In the initial stages of weight loss, these acts of denial become a form of Primal Therapy. They strip away emotional armor and phony sociability faster than a six-year old opening birthday presents. The idealistic goals of better health and longer life disappear. Even vanity, that ever-stalwart motivator, loses its sway. The battle has moved from the war room to the trenches and it isn't pretty.

Dieting, to paraphrase Bette Davis, is not for sissies.

In order to survive, one must first acknowledge and then repudiate a host of dearly-cherished but completely preposterous beliefs about food consumption. Among the most common:

DELUSIONAL EATING PRINCIPLE #1: ANY FOOD EATEN IN SECRET WILL NOT CAUSE YOU TO GAIN WEIGHT. This is a variation of the "tree falling in the forest with no one to hear" paradox. If no one catches you, the food has no caloric reality, but if you're discovered, the weight goes on.

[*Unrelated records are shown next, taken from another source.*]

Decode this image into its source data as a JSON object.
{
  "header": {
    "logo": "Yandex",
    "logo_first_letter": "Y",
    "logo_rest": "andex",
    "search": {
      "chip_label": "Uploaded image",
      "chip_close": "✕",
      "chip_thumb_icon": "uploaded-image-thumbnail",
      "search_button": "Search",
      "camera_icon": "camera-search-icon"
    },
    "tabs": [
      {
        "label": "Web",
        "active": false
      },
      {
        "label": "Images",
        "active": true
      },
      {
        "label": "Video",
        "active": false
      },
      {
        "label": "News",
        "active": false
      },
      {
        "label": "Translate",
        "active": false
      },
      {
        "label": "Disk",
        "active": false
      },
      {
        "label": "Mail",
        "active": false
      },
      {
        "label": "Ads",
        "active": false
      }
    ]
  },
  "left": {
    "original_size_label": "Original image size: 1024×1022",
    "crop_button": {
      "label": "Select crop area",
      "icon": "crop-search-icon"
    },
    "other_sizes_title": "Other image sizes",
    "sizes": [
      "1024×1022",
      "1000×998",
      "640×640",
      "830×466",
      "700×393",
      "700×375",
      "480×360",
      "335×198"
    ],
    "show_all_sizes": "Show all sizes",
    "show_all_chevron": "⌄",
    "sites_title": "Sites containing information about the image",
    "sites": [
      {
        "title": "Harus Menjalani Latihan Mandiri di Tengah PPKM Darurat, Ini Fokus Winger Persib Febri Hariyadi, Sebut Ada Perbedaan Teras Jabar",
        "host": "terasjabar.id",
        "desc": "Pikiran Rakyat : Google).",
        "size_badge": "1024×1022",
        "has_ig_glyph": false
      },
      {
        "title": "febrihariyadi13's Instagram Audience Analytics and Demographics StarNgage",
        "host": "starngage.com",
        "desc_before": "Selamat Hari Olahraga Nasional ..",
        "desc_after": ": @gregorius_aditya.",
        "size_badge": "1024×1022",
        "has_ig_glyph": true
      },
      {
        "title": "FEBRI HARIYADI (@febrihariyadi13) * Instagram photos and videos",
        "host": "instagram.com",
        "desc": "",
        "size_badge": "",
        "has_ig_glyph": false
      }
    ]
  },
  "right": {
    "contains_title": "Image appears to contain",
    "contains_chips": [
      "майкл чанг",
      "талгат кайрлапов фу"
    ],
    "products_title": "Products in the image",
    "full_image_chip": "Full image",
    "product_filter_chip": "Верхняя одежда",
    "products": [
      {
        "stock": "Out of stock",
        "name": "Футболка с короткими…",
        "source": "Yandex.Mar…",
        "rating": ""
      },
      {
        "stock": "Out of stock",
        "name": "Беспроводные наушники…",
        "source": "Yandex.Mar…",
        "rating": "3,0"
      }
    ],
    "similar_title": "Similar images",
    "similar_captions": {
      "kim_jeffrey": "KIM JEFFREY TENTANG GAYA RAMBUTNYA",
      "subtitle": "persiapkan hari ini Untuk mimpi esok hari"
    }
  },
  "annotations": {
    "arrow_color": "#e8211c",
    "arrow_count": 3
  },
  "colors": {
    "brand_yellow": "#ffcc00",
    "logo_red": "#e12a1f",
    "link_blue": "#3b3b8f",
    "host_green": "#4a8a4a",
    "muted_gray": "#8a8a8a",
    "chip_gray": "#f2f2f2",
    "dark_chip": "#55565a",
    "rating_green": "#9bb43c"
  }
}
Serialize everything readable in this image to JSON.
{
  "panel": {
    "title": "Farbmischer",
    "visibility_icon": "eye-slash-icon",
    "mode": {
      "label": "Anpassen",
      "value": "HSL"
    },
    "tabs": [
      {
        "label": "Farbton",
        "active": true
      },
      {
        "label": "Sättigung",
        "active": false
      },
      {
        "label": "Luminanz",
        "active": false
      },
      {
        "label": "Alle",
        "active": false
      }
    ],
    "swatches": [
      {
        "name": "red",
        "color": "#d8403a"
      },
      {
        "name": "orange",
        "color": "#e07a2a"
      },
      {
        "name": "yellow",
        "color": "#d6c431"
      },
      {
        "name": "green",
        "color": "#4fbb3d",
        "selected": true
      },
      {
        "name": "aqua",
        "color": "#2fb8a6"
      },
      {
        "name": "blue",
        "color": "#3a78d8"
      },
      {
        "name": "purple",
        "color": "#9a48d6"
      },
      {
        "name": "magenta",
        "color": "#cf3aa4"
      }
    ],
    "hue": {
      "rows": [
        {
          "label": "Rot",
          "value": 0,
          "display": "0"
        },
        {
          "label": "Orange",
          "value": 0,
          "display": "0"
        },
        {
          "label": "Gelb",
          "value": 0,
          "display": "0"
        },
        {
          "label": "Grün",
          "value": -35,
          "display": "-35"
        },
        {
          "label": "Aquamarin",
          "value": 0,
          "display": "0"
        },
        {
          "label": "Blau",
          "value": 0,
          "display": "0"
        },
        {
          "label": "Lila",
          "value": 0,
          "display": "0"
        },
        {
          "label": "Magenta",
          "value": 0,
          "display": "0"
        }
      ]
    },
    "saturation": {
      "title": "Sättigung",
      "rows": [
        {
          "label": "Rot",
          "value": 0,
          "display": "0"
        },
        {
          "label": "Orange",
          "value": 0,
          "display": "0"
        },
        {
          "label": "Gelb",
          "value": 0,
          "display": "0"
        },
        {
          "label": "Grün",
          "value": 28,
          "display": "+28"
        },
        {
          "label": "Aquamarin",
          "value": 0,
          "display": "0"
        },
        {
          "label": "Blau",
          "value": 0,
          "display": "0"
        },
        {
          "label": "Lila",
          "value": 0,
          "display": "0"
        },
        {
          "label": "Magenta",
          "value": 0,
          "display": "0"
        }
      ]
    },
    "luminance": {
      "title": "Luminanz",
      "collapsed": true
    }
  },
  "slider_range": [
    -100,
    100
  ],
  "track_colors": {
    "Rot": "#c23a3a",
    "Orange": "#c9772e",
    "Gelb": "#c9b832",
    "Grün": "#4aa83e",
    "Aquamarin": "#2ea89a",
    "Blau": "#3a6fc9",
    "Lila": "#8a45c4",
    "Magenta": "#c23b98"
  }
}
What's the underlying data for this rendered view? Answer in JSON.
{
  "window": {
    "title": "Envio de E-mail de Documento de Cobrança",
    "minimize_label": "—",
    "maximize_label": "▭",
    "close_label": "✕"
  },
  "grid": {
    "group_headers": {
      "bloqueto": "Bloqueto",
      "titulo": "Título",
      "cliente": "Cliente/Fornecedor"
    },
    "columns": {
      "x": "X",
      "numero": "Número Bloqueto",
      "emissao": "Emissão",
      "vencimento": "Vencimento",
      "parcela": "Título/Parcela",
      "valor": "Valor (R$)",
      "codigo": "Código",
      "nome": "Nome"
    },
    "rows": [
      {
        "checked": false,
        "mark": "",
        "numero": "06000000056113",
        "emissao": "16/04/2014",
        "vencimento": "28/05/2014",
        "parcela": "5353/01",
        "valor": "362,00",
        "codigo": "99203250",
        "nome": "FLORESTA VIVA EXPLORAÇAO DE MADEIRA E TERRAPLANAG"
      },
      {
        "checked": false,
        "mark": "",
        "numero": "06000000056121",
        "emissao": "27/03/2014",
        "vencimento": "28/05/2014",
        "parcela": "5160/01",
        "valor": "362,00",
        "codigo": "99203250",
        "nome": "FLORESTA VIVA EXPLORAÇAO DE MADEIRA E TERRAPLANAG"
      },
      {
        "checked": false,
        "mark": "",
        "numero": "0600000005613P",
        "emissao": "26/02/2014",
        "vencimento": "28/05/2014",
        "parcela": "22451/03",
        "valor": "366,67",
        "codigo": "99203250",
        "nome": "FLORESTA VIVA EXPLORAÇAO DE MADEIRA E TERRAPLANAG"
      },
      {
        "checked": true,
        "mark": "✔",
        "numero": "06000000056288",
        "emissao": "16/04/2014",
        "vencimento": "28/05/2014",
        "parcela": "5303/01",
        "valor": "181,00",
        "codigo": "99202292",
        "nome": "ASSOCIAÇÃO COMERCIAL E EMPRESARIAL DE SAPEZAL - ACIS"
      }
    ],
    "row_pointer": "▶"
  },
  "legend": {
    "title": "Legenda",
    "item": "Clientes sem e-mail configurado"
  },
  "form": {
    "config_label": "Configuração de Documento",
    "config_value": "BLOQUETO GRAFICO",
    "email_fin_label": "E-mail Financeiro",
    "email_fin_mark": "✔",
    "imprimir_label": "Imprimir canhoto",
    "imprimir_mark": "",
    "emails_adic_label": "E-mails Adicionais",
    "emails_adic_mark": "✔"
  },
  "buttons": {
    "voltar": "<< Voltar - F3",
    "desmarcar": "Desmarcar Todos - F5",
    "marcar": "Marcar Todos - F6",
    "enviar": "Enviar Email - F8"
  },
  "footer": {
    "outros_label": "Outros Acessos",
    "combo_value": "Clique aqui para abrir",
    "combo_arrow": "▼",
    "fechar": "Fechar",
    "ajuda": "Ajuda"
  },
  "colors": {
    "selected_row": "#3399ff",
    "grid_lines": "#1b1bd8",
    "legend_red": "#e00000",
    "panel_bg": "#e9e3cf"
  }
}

Observation is the linchpin in this digestive version of "Schrà ¶dinger's Cat."1

DELUSIONAL EATING PRINCIPLE #2:THE CALORIC EFFECT OF ANY FOOD EATEN WHILE IN MOTION IS NULLIFIED BY THE ENERGY BURNED IN THAT MOTION. This axiom, which sounds like it sprang from the mind of a portly Isaac Newton, is only valid if you're eating celery while climbing a mountain. If you're strolling in the park with a large meatball sub, forget it.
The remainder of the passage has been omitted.